USI’s June 2020 purchase of Minnetonka, Minnesota-based broker Associated Benefits and Risk Consulting in a $266 million cash deal from seller Associated Banc-Corp added 400 staff to USI’s ranks.
At the time, Associated Benefits & Risk Consulting was the 39th largest broker of U.S. business, according to Business Insurance’s ranking, reporting $92.6 million in 2019 brokerage revenue, mostly employee benefits and retail business.
In October, USI bought Nashville, Tennessee-based employee benefits and human resources company Findley Inc., which added some $41 million in annualized revenue, according to Ms. Mannarino.
Michael J. Sicard, USI’s chairman and CEO, said 2020 was an active M&A year for the brokerage. Privately held USI does not disclose the number of deals it closes or exact revenue figures.
Phil Trem, president, financial advisory, for Woodmere, Ohio-based mergers and acquisitions advisory and consulting company Marsh, Berry & Co. Inc., said its research shows USI completed 10 acquisitions in 2019, 10 more last year and six so far in 2021, putting the broker slightly ahead of its historical pace for deals.
Pricing for acquisition targets is rich. “Valuations have never been higher than they are today, and they continue to go up,” Mr. Trem said, adding that pricing levels may be as much as 10% higher than just six months ago.
“Valuations today for the industry are at the highest level they’ve been on a historical basis,” Mr. Sicard said.
The acquisitions also help provide a steady stream of new talent along with recruitment by USI.
“They are very heavy in terms of producer recruitment and continue to invest in that initiative, specifically citing that if it’s a little dilutive to margins at the outset, they have a long-term view and focus,” Ms. Mannarino said.
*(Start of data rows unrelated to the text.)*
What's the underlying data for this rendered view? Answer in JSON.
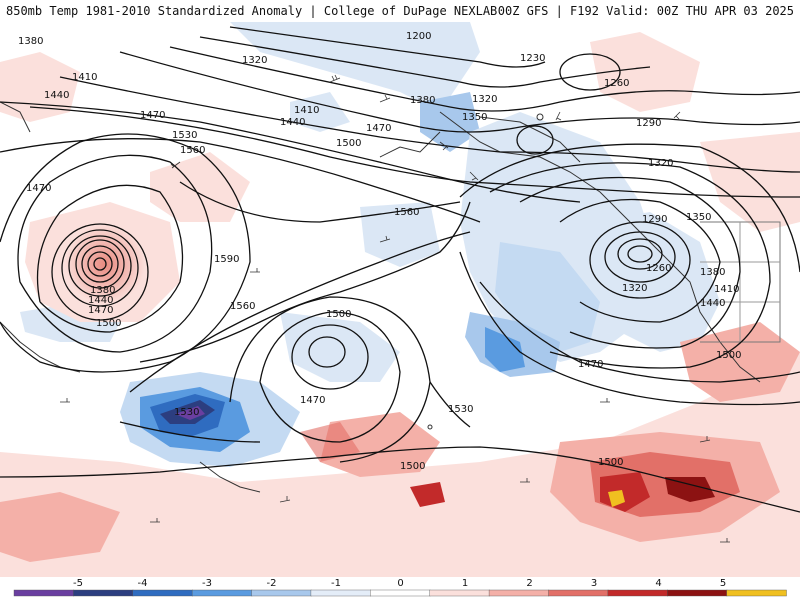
{
  "header": {
    "title_left": "850mb Temp 1981-2010 Standardized Anomaly | College of DuPage NEXLAB",
    "title_right": "00Z GFS | F192 Valid: 00Z THU APR 03 2025"
  },
  "contour_labels": [
    "1200",
    "1230",
    "1260",
    "1290",
    "1320",
    "1350",
    "1380",
    "1410",
    "1440",
    "1470",
    "1500",
    "1530",
    "1560",
    "1590"
  ],
  "map_labels": {
    "h1380_nw": "1380",
    "h1410_nw": "1410",
    "h1440_nw": "1440",
    "h1470_w": "1470",
    "h1470_nw": "1470",
    "h1530_low": "1530",
    "h1560_low": "1560",
    "h1320_top": "1320",
    "h1200": "1200",
    "h1230": "1230",
    "h1260_ne": "1260",
    "h1290_ne": "1290",
    "h1320_ne": "1320",
    "h1380_ak": "1380",
    "h1320_ak": "1320",
    "h1350_ak": "1350",
    "h1410_mid": "1410",
    "h1440_mid": "1440",
    "h1470_mid": "1470",
    "h1500_mid": "1500",
    "h1560_center": "1560",
    "h1590": "1590",
    "h1380_wlow": "1380",
    "h1440_wlow": "1440",
    "h1470_wlow": "1470",
    "h1500_wlow": "1500",
    "h1560_sw": "1560",
    "h1500_c": "1500",
    "h1470_c": "1470",
    "h1530_c": "1530",
    "h1530_sw": "1530",
    "h1290_e": "1290",
    "h1350_e": "1350",
    "h1260_e": "1260",
    "h1320_e": "1320",
    "h1380_e": "1380",
    "h1410_e": "1410",
    "h1440_e": "1440",
    "h1470_e": "1470",
    "h1500_e": "1500",
    "h1500_s1": "1500",
    "h1500_s2": "1500"
  },
  "colorbar": {
    "ticks": [
      "-5",
      "-4",
      "-3",
      "-2",
      "-1",
      "0",
      "1",
      "2",
      "3",
      "4",
      "5"
    ],
    "colors": [
      "#6a3fa0",
      "#2c3e80",
      "#2f6cc0",
      "#5a9be0",
      "#a8c8ec",
      "#e4edf8",
      "#ffffff",
      "#fbe0dc",
      "#f4b0a8",
      "#e27068",
      "#c22a2a",
      "#8c1212",
      "#f0c020"
    ]
  }
}
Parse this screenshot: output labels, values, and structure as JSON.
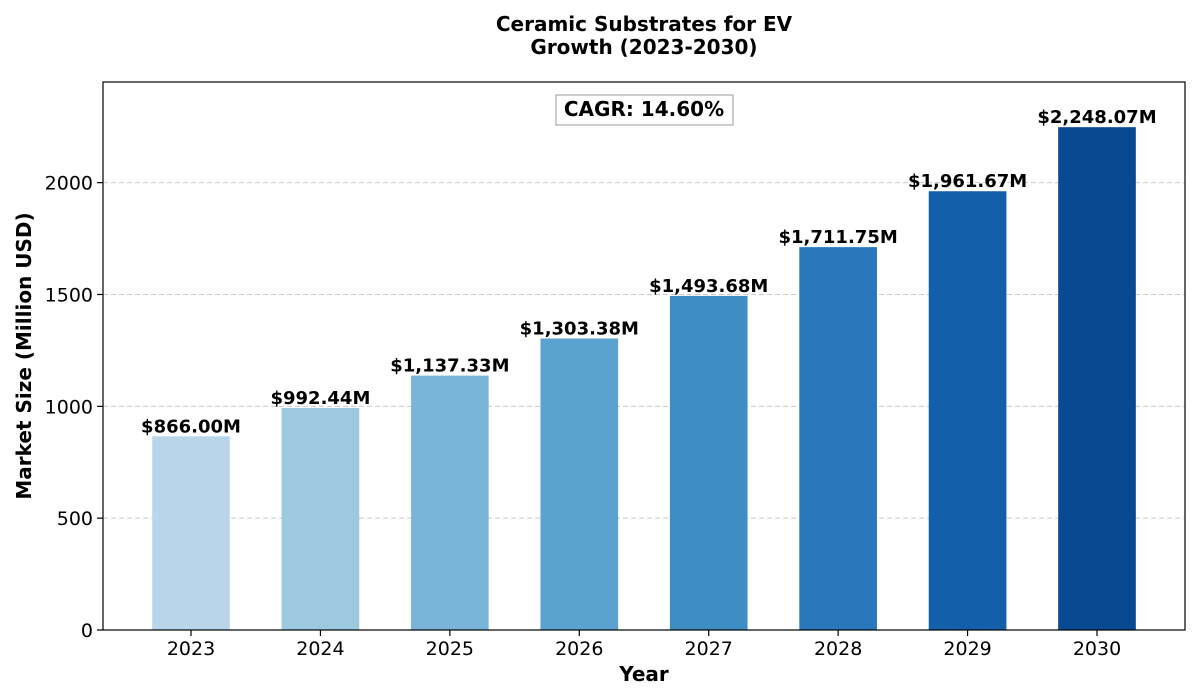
{
  "chart_data": {
    "type": "bar",
    "title_lines": [
      "Ceramic Substrates for EV",
      "Growth (2023-2030)"
    ],
    "xlabel": "Year",
    "ylabel": "Market Size (Million USD)",
    "categories": [
      "2023",
      "2024",
      "2025",
      "2026",
      "2027",
      "2028",
      "2029",
      "2030"
    ],
    "values": [
      866.0,
      992.44,
      1137.33,
      1303.38,
      1493.68,
      1711.75,
      1961.67,
      2248.07
    ],
    "value_labels": [
      "$866.00M",
      "$992.44M",
      "$1,137.33M",
      "$1,303.38M",
      "$1,493.68M",
      "$1,711.75M",
      "$1,961.67M",
      "$2,248.07M"
    ],
    "bar_colors": [
      "#b9d5ea",
      "#9cc8e0",
      "#79b5d8",
      "#5aa2cf",
      "#3f8dc5",
      "#2a78bb",
      "#145faa",
      "#084a91"
    ],
    "ylim": [
      0,
      2450
    ],
    "yticks": [
      0,
      500,
      1000,
      1500,
      2000
    ],
    "grid": "y-dashed",
    "annotation": "CAGR: 14.60%"
  }
}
“We’re making hundreds of new hires a year,” Mr. Sicard said. “Think of it as a nine-figure investment for USI. It’s very material.”
USI was able to achieve slightly less than 1% organic growth for 2020, in line with S&P’s forecast, Ms. Mannarino said. The forecast is for the broker to return to the “low-single-digit range” of organic growth for 2021, she said.
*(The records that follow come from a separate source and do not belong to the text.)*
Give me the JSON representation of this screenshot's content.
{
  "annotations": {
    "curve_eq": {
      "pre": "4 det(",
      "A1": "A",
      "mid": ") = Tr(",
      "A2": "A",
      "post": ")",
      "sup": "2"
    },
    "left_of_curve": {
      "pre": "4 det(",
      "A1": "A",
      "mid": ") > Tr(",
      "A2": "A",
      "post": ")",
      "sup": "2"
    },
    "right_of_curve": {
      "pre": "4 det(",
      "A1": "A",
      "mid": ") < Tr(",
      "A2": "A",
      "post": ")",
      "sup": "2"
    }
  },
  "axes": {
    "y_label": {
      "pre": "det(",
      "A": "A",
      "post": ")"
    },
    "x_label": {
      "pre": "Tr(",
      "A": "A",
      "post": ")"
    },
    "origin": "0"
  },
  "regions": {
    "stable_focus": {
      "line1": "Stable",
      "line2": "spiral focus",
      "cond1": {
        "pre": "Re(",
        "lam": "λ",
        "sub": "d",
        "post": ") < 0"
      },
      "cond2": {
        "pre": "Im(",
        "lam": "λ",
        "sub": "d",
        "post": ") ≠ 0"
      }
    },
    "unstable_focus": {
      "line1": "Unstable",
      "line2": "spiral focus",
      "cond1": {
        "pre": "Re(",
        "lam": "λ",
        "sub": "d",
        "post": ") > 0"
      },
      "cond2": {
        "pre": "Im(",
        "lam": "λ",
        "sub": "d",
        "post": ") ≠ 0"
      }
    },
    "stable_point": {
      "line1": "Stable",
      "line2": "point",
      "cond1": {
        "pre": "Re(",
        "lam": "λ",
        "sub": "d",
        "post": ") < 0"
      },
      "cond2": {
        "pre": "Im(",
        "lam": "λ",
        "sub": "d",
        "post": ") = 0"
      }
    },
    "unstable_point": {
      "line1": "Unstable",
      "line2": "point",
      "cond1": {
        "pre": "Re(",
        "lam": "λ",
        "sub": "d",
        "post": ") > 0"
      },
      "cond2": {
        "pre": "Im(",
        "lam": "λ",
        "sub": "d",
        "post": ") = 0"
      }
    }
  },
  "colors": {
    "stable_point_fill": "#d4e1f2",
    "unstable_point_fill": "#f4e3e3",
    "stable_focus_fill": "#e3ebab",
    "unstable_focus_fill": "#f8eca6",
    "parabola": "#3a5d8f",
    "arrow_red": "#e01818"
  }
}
Like many brokers, USI saw its business constrained in 2020 by the economic slowdown tied to the COVID-19 pandemic. The broker was, however, “able to adapt to selling strategies virtually with good digital marketing,” underpinned by its Omni technology platform, said Julie Herman, director in New York with S&P Global Ratings.
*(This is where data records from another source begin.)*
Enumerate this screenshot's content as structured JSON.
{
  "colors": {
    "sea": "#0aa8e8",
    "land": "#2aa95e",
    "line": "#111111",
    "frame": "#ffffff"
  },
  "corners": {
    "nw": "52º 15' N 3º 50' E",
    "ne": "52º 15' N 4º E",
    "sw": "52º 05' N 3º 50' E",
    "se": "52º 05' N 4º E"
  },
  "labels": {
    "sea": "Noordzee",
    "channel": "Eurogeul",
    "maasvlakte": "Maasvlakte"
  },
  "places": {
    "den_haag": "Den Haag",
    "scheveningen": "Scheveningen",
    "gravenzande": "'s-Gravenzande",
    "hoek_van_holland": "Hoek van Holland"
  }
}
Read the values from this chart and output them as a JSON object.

While increasing commercial primary insurance rates helped to offset some of the decline in exposures, Ms. Herman said brokers may not reap the full benefits of insurance price increases if their clients’ spending remains flat.
“They might have a certain amount they can spend on an insurance program, and with rates going up, clients are going to have lower limits, change deductibles to more easily absorb rate,” Ms. Herman said.
Commercial insurance rates are expected to continue to rise, Mr. Sicard said. “In the near term, we expect to see rate pressure in single to double digits across most lines of business,” with loss affected accounts seeing rate pressure of 20% to 40% and even higher, he said.
USI has for roughly the past year been analyzing locally available data on infection rates, hospitalizations and more to guide small amounts of employees back to offices, but the vast majority of the workforce through June was still working from home, Mr. Sicard said.
Moving forward the broker will likely implement a hybrid model of home and office work, Mr. Sicard said.